Faktor ketiga yang tak kalah penting adalah merosotnya imbal hasil obligasi pemerintah negara maju. Kondisi ini menggerus daya tarik instrumen pendapatan tetap, sehingga investor berbondong-bondong mencari alternatif aset.
Seluruh faktor tersebut bermuara pada satu perilaku pasar: perpindahan likuiditas besar-besaran ke aset safe haven. Emas, dengan reputasi stabilitasnya, menjadi tujuan utama pelarian modal di tengah ketidakpastian pasar keuangan global.
Menurut Tommy, dinamika ini berdampak langsung pada permintaan emas dunia. Para pelaku pasar global memilih mengalihkan modalnya dari instrumen berisiko ke logam mulia.
"Dinamika tersebut mendorong para pelaku pasar untuk mengalihkan modal mereka ke instrumen emas yang dianggap sebagai safe haven dengan tingkat stabilitas yang lebih tinggi. Hal ini berdampak langsung pada meningkatnya permintaan emas di pasar global," ujar Tommy.
Lantas, mengapa hal ini penting bagi Indonesia? Kenaikan HPE berarti eksportir emas nasional akan menanggung bea keluar lebih besar. Namun di sisi lain, tren ini justru menguntungkan investor domestik yang memegang emas, karena nilai aset mereka ikut terdongkrak.

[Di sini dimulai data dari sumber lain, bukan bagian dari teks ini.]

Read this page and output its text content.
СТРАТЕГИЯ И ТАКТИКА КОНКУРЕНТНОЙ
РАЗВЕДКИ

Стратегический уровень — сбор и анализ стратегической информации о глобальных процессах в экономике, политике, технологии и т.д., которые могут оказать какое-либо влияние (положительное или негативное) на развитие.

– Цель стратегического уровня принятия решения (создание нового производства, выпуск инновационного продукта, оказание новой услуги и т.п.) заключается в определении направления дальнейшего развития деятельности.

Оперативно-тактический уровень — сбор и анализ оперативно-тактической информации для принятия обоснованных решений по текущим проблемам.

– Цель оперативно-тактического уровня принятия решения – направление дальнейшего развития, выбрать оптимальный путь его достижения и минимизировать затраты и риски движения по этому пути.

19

Penetapan HPE dan HR emas bukanlah keputusan sepihak. Tommy memastikan prosesnya melalui koordinasi ketat antar lembaga pemerintah, dengan data yang mengacu pada publikasi London Bullion Market Association (LBMA) sebagai acuan harga emas internasional.
Selain itu, masukan teknis dari Kementerian Energi dan Sumber Daya Mineral (ESDM) menjadi bahan pertimbangan utama. Proses ini juga melibatkan Kementerian Koordinator Bidang Perekonomian, Kementerian Keuangan, dan Kementerian Perindustrian.
"Penetapan HPE dan HR emas dilakukan melalui koordinasi lintas kementerian dan lembaga, dengan mempertimbangkan informasi, data, serta masukan teknis dari kementerian dan lembaga terkait," pungkasnya.
Kepmendag Nomor 1776 Tahun 2026 ini hanya berlaku untuk periode 1–14 September 2026. Artinya, pada periode kedua September nanti, Kemendag akan kembali mengevaluasi dan menetapkan angka baru berdasarkan pergerakan harga emas terkini.